Я вызову любое из столетий,
Войду в него и дом построю в нем.
Вот почему со мною ваши дети
И жены ваши за одним столом. –
А стол один и прадеду и внуку…
Вот так-то, старый Дон-Кихот, – спрашивал себя постоянно Митя, – откуда же ты свалился в эту жизнь? Никакой генеалогии в их семье не было. Растеряна была давным-давно. Но было другое. Крабов, раков не любил. Кролика – тоже. Лук, чеснок обожал. Не курил, не пил. Всё это говорит за Израиль. Плавать плоховато умеет, но не любит. В ранних рождениях жил где-то в пустыне. Лыжи и коньки не любит. Это, скорее всего, говорит за внутренние районы горячих стран типа Израиля, Северной Африки, Испании. Вместе с тем, плохо переношу жару. Стало быть, привык, и давно, к умеренному климату Центральной и Восточной Европы. Привык к скромной одежде, питанию, привык сам ремонтировать обувь, домашнюю технику, тянусь к плотничанью, – похоже из еврейской голытьбы. Люблю город, не люблю и не привыкаю к деревне – похоже на комплекс жителя какого-то еврейского местечка, а точнее еврейского гетто на окраине большого города.
Солнце за окном выскользнуло из-за ветки дерева и изловчилось послать свою стрелу прямо на закрытые веками его глаза, просвечивая и едва не пробивая тонкую кожу. Он быстро повернул голову и, почувствовав тень, открыл глаза опять. Теперь перед его взглядом оказалась выполненная маслом картина в желто-красных, но сумрачных тонах. Она вела его по узкой восточной вечерней улице в пространство между корявыми и разрушающимися двухэтажными домами, выложенными в давние времена из кирпичей домашнего обжига, чередующихся с грубым камнем. Чем-то они походили на известные йеменские многоэтажные дома с пустыми окнами. В перспективе улица сжималась в узкий просвет, за которым угадывался средневековый город, похоже, где-то в Магрибе, взбиравшийся шаг за шагом вверх на гору и сливавшийся вдалеке с белыми облаками. По улочке шли две пары женщин в явно восточных одеждах, а на переднем плане, он вздрогнул, старый человек с палочкой неторопливо двигался навстречу ему… Эту картину он купил на флимаркете много лет назад, видел её ежедневно, знал едва ли не на память каждый её квадратный сантиметр и на тебе… Этот старик с палочкой и видимо с плохим уже зрением, что угадывалось по неловкой, неуверенной, едва ли не шаркающей походке и протянутой вперед, как будто прощупывающей пространство рукой… этот старик был его отцом, папой или невероятно похожим на него человеком в той, века назад состоявшейся жизни…

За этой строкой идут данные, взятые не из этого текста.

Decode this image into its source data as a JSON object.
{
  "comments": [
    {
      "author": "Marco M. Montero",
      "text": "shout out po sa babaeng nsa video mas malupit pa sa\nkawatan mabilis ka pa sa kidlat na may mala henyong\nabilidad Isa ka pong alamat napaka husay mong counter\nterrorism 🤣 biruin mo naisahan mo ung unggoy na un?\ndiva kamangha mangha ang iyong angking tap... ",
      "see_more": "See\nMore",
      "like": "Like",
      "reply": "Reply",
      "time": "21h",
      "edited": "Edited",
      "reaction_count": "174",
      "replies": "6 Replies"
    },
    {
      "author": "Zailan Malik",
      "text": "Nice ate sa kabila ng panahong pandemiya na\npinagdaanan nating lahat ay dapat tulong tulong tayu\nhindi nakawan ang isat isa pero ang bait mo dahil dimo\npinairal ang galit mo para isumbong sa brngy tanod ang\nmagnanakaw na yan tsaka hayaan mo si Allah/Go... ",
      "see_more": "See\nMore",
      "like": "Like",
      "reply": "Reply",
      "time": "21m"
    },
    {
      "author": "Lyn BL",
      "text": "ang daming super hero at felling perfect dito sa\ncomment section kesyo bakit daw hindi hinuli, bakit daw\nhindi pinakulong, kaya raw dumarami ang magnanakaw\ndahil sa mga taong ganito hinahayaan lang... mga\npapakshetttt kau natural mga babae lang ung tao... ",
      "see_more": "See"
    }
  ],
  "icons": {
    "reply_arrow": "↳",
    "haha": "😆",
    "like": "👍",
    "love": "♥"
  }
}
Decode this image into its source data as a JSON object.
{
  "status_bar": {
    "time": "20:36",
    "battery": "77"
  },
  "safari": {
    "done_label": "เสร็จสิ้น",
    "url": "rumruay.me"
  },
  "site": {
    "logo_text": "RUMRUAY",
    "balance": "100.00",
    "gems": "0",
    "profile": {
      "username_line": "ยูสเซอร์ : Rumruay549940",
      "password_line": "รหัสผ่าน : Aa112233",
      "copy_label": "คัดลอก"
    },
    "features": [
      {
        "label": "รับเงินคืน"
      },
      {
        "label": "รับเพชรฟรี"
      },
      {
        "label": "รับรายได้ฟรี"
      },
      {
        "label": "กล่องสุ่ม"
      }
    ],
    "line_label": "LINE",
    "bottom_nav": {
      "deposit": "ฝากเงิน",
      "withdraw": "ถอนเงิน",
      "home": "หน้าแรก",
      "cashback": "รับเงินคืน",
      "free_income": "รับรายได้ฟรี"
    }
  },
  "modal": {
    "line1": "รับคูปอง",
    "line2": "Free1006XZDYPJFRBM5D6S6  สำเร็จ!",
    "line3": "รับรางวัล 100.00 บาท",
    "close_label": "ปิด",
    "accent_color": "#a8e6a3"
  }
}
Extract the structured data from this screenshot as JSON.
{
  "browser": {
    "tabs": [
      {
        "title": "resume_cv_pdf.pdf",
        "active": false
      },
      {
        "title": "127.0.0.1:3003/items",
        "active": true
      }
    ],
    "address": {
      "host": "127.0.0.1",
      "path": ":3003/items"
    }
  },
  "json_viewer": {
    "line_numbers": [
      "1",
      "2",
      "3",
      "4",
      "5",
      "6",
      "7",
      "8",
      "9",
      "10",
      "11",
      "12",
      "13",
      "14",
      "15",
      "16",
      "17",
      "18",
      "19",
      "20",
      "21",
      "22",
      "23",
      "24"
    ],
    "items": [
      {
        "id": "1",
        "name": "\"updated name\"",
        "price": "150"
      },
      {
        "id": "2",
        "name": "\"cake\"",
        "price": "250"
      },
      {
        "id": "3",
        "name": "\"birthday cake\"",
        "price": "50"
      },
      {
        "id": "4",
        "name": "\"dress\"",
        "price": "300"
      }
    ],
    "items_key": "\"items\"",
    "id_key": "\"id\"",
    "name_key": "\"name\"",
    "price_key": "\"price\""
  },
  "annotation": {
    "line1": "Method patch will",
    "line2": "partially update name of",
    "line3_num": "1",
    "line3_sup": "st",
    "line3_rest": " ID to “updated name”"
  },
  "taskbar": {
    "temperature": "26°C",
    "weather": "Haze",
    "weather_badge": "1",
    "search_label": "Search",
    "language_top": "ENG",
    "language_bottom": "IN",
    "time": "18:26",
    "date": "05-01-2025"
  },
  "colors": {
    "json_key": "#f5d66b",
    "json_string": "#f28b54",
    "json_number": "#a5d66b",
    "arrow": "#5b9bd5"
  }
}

Митю обдало жаром. Спасаясь от оптического обмана, от иллюзий ошибающегося мозга, забыв свой возраст, он рывком, по-молодому, сбросил одеяло и пружиной соскочил с дивана, на котором спал. Еще через мгновенье он плюхнулся, как был в плавках и майке, в любимое кресло и методично обвел взглядом всю свою коллекцию картин, всё своё грошовое «богатство», собранное на флимаркетах за 10 лет эмиграции и достигшее общей занебесной стоимости в две-три сотни долларов. Изумление, граничащее с ужасом, охватило его… Он не мог, и не хотел верить происходящему… Это было запредельно, иррационально, невероятно… И чтобы подавить эмоции, грозящие теперь уже здоровью, он стал посредине комнаты и начал свою зарядку, но на этот раз с полуприкрытыми глазами, чтобы не видеть стен и картин на них. Покидав руки и ноги, проимитировав удары, защиты и блоки, быстро потеряв дыхание (восьмой десяток) и почувствовав боль в ступнях, всё так же, не поднимая глаз, он устремился в ванную и тем же манером после душа пролетел на кухню. Механически прожевав бутерброд с сыром и залив его сладким чаем с видом опустившей глаза скромницы, в кухне тоже висели разные картины, он неторопливо оделся и опять уселся в кресло. Теперь предстояло главное – открыть широко глаза, обвести их «окрест», «округ», а попросту, кругом себя и убедиться в том, что «все» ему причудилось со сна… Что он нарочито спокойно, предварительно связав в морской узел свои чувства, и сделал… В том-то и был фокус, что «попросту» теперь не получалось ничего…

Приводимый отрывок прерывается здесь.